"GOT", but the "O" is a cute, smiling pufferfish. Index | Thread | Search

From:
Omar Polo <op@omarpolo.com>
Subject:
Re: attempt at speeding up the deltification
To:
gameoftrees@openbsd.org
Date:
Sun, 25 Feb 2024 10:40:07 +0100

Download raw body.

Thread
On 2024/02/25 02:30:28 +0100, "Omar Polo" <op@omarpolo.com> wrote:
> The deltification is quite slow not only because it is objectively a
> heavy task, but also because we try to use as little memory as possible.
> got_deltify() is used in pack_create() which in turns is used in gotd
> too, so a moderate amount of memory used is a good thing.
> 
> The downside is that we misuse the hash table and spend a considerable
> amount of time during the insert and resize the table.  When the table
> is filled we enter in a loop where we increase it by 256 slots, rehash
> everything, have a lot of collisions since the table is 90%+ full, rinse
> and repeat.
> 
> Here's another idea: instead of using the table as container for the
> data, use an hash table of indexes of an array.  We can save quite some
> memory this way, since int32 indexes gives us plenty of space and
> reduces the size needed by the hash table by 20 bytes per slot (the
> struct got_delta_block is 24 bytes on amd64.)  The blocks themselves can
> be allocated on a vector which doesn't degrade the performances when
> filled.

This was phrased poorly.  This actually increases the memory needed:
instead of using a table that's in practice almost always filled, we
used an array (which is similarly filled) plus an hash table.

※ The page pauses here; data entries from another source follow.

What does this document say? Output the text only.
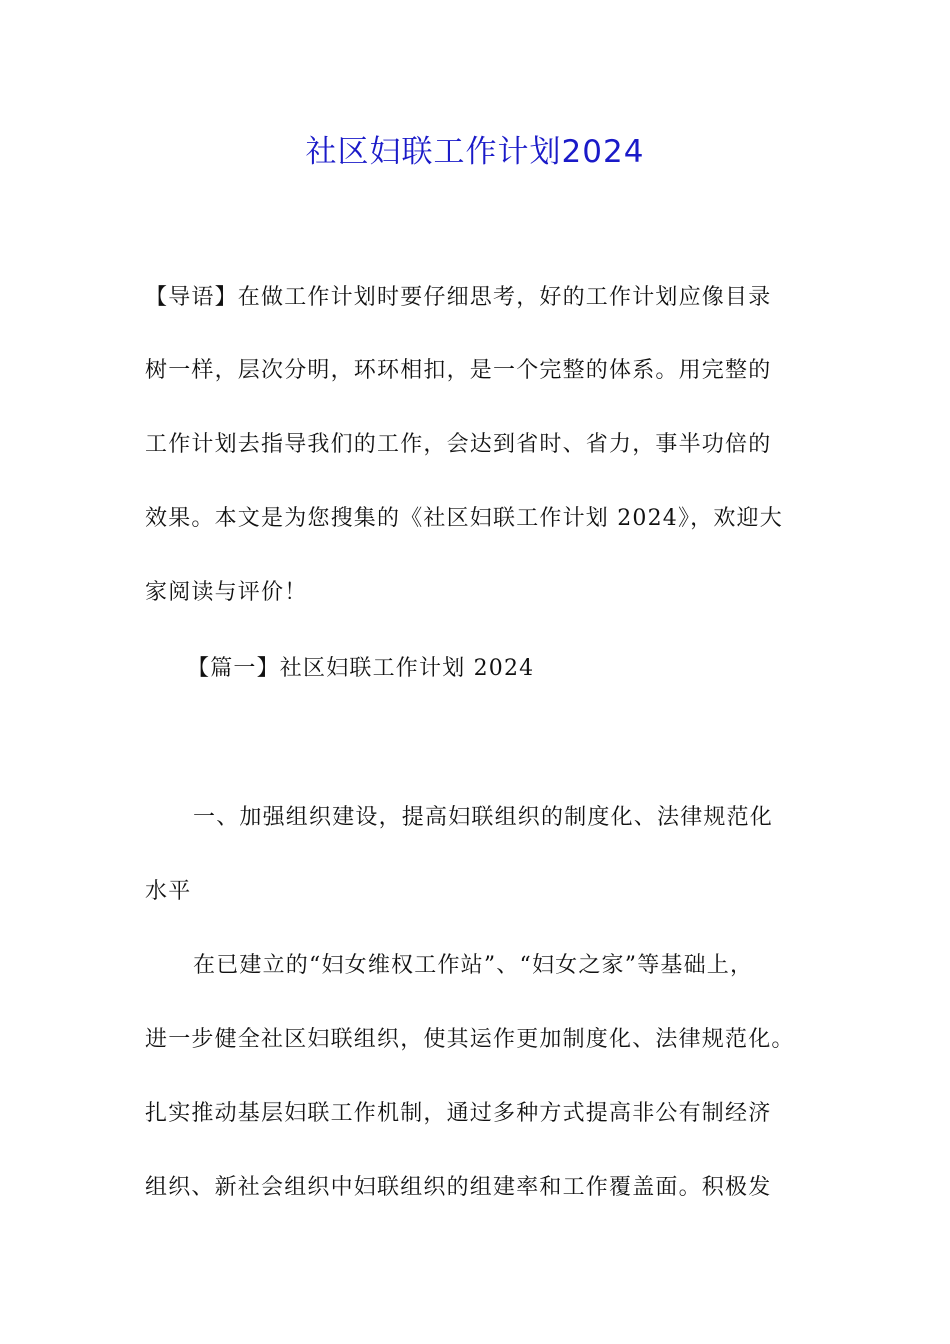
社区妇联工作计划2024
【导语】在做工作计划时要仔细思考，好的工作计划应像目录
树一样，层次分明，环环相扣，是一个完整的体系。用完整的
工作计划去指导我们的工作，会达到省时、省力，事半功倍的
效果。本文是为您搜集的《社区妇联工作计划 2024》，欢迎大
家阅读与评价！
【篇一】社区妇联工作计划 2024
一、加强组织建设，提高妇联组织的制度化、法律规范化
水平
在已建立的“妇女维权工作站”、“妇女之家”等基础上，
进一步健全社区妇联组织，使其运作更加制度化、法律规范化。
扎实推动基层妇联工作机制，通过多种方式提高非公有制经济
组织、新社会组织中妇联组织的组建率和工作覆盖面。积极发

What I was trying to say it's that by using a hash table that requires
less memory per slot we can use a more generous resizing scheme whithout
using a lot of more memory.


and p.s. the comment in resizeht is wrong, addblk could still fail
during the rehashing since it needs to seek and read the file.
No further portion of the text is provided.